One unique thing Infamous pulled in its first hour is automatically increase my difficulty to hard. I almost never play a new game on hard, but decided to leave it on this setting and found it to be just about right. I kind of wish more games would give you the confidence of increasing the difficulty automatically because most of the time we pick at the beginning and never adjust after that. There were a few times during the game where I felt like toning it down, but never even went into the menu to check it out.

Infamous Reaper Comic Book art

I liked how quickly the storytelling advanced during the game’s opening, but by the end, it almost felt like speeding through the script had hurt the game. Story twists were tossed in after the final boss was slain (I called it though) and characters came and went without so much as an introduction or goodbye. The characters that were ever-present were obnoxious and any pathos they tried to generate felt false. Most of the people I felt I might have invested in only ever appeared as voices, kind of a weird situation.

Like The Saboteur, Infamous offers many little side missions to distract you, but while Saboteur had hundreds of dots scattered about the map that could mean anything, Infamous features about 80 mini-missions that help “clean” the map out of bad guys.
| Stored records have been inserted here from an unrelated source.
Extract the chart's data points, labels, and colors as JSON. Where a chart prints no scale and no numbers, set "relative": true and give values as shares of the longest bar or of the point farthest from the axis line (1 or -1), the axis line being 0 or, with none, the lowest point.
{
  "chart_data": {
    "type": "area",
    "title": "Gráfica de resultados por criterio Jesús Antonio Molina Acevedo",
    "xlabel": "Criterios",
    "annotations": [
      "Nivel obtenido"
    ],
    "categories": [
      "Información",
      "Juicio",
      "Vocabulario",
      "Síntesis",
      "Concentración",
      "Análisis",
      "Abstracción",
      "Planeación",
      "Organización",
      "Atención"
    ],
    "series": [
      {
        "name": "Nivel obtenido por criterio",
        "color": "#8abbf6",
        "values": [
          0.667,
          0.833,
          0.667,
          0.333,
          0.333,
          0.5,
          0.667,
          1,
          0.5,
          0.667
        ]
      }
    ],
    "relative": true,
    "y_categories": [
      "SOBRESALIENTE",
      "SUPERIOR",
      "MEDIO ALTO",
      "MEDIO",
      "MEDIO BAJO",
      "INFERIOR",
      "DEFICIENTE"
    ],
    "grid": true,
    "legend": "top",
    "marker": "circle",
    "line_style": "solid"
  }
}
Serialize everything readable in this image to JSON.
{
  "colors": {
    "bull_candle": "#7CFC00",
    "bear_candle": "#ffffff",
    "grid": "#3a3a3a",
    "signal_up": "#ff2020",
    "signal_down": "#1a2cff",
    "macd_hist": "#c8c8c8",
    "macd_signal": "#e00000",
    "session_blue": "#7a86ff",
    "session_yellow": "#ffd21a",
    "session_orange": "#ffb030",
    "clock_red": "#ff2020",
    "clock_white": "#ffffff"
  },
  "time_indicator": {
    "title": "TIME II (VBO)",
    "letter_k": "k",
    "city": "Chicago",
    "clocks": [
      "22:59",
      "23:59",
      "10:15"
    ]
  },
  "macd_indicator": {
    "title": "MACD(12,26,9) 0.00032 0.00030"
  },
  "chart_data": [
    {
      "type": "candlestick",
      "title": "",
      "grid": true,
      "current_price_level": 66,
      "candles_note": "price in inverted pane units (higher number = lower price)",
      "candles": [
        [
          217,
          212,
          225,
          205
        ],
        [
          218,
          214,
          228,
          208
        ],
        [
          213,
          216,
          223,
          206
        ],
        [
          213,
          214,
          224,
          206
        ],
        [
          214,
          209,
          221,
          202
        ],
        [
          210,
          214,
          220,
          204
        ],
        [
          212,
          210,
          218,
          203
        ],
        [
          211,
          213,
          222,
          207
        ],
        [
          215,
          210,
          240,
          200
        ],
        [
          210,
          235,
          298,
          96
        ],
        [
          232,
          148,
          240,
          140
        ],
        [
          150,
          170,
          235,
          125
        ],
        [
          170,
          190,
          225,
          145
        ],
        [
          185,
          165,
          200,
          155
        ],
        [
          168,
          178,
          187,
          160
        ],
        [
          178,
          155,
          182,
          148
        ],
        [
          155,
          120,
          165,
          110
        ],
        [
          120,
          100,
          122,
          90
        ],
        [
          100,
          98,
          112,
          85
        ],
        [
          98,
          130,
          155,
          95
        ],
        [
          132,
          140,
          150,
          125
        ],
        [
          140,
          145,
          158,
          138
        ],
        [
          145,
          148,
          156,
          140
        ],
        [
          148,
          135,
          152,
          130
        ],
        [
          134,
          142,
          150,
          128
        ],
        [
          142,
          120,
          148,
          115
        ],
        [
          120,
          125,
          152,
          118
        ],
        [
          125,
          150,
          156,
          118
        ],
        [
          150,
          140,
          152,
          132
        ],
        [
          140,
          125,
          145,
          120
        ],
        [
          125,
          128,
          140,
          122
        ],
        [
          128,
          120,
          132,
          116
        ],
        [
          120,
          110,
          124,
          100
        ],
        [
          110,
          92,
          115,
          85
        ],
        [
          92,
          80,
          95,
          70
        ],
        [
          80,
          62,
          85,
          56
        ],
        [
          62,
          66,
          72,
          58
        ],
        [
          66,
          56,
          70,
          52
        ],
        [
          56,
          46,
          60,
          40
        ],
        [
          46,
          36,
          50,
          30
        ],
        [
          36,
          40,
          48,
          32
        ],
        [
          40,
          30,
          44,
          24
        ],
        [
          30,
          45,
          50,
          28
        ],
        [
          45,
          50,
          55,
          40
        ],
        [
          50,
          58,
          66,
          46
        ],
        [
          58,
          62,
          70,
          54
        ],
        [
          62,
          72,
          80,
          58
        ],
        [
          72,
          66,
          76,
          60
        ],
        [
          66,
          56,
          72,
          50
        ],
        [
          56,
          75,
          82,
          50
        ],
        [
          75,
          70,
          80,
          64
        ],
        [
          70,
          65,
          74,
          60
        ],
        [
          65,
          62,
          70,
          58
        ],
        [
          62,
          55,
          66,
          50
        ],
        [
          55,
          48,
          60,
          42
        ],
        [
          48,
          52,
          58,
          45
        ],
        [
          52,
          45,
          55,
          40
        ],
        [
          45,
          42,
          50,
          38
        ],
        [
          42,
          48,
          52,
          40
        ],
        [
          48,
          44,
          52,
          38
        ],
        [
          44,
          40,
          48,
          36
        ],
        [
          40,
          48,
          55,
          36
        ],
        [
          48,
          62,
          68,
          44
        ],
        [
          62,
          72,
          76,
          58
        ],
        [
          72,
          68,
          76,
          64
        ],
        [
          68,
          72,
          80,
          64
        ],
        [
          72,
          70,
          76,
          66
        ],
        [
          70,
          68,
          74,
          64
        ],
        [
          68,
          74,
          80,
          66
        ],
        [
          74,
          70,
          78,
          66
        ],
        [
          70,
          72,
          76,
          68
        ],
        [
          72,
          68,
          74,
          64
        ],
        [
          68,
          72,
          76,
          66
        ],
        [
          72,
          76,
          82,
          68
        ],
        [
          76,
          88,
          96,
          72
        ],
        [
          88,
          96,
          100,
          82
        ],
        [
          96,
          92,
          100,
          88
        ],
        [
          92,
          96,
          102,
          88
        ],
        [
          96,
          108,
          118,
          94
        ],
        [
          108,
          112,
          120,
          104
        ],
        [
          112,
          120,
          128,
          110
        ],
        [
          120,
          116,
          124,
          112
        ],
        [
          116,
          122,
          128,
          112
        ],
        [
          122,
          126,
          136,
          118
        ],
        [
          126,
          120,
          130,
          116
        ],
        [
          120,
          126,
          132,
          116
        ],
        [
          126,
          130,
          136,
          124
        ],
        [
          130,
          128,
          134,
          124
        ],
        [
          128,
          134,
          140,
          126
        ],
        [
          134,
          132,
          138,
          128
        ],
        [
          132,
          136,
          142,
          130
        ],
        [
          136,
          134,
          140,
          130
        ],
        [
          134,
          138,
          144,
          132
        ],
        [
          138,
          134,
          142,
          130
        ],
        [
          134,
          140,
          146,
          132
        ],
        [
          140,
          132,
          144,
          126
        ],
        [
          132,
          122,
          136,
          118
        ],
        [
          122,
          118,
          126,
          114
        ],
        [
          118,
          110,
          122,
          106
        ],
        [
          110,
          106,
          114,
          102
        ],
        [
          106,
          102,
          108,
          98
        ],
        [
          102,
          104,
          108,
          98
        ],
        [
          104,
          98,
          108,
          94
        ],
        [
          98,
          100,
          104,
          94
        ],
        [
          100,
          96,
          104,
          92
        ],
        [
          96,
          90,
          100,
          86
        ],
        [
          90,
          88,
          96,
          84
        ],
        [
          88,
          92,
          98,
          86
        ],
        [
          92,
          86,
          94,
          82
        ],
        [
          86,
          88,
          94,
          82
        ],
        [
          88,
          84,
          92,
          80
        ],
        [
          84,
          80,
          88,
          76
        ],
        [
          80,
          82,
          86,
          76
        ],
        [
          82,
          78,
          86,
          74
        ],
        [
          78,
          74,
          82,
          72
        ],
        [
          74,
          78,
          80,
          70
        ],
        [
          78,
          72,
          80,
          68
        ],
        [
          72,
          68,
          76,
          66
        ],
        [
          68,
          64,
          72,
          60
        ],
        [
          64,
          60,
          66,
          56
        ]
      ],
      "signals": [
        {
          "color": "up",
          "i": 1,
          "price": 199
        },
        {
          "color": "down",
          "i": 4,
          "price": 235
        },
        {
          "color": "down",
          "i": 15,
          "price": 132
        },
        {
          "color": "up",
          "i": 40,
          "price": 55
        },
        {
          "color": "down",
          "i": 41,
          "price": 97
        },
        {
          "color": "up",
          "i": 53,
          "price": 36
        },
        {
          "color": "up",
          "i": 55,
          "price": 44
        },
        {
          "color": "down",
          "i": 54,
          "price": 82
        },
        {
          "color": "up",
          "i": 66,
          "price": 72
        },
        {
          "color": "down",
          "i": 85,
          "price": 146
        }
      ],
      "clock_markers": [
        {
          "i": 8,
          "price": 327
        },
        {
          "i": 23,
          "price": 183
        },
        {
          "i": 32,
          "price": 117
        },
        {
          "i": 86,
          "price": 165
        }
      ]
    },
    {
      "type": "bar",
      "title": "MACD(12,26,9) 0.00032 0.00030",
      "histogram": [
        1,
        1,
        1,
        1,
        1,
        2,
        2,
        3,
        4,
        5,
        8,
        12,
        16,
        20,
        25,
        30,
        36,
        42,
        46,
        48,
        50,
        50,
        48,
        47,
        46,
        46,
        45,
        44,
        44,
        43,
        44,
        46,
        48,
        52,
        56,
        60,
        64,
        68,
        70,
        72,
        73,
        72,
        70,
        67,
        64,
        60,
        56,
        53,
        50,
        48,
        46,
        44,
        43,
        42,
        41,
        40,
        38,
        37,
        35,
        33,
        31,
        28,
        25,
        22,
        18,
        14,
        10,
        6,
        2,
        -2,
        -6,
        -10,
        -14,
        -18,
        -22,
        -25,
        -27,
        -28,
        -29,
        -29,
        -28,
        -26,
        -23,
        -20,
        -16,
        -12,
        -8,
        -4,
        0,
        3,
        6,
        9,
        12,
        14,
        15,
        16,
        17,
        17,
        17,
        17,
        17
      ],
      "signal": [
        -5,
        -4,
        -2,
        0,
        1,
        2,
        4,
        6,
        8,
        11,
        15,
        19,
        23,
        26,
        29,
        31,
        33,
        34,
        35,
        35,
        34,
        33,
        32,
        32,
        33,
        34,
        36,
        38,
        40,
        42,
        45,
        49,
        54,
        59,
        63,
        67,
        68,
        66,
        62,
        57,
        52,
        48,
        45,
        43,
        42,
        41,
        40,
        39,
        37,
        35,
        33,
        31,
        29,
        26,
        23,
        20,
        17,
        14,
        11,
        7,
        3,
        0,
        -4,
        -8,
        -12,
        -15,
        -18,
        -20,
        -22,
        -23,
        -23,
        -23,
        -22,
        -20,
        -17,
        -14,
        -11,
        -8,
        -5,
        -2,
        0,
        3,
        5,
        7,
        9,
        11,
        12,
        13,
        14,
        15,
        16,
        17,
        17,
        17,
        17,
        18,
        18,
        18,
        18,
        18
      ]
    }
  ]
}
Whenever you finish one of these quests, the city map is brought up and the enemy is supposedly cleared out of there for good. It’s really satisfying seeing their territory whittle away, but the game doesn’t seem to always respect this when it comes to enemy placement. Either way, I liked this system well enough to complete every mission in the game.

The game does have a few other downers, however. Whenever you’re forced to learn a new power, Cole has to trudge through the sewers for about 15 minutes in half-training, half-stretch-the-game-out mode. Reminds me of The Legend of Zelda: Phantom Hourglass and climbing the same tower half a dozen times. Enemies will constantly take pot-shots at you from the roofs of building where hitting them back can be very tough, so most of the time you're ignoring these deadly bad guys shooting people on the street, doesn't feel right. And finally, the final boss is just a train wreck of design issues. It’s absolute chaos that rewards random luck over skill and precision. Bleh, not a great way to finish the game.

Overall: 8

Infamous stumbles a bit when it comes to story and boss execution, but the gameplay is great and that’s pretty much all I care about in the end. Thanks to Nate for suggesting I play this next in my PS3 game queue, and thanks to Sucker Punch for making a fun and atypical open world action game.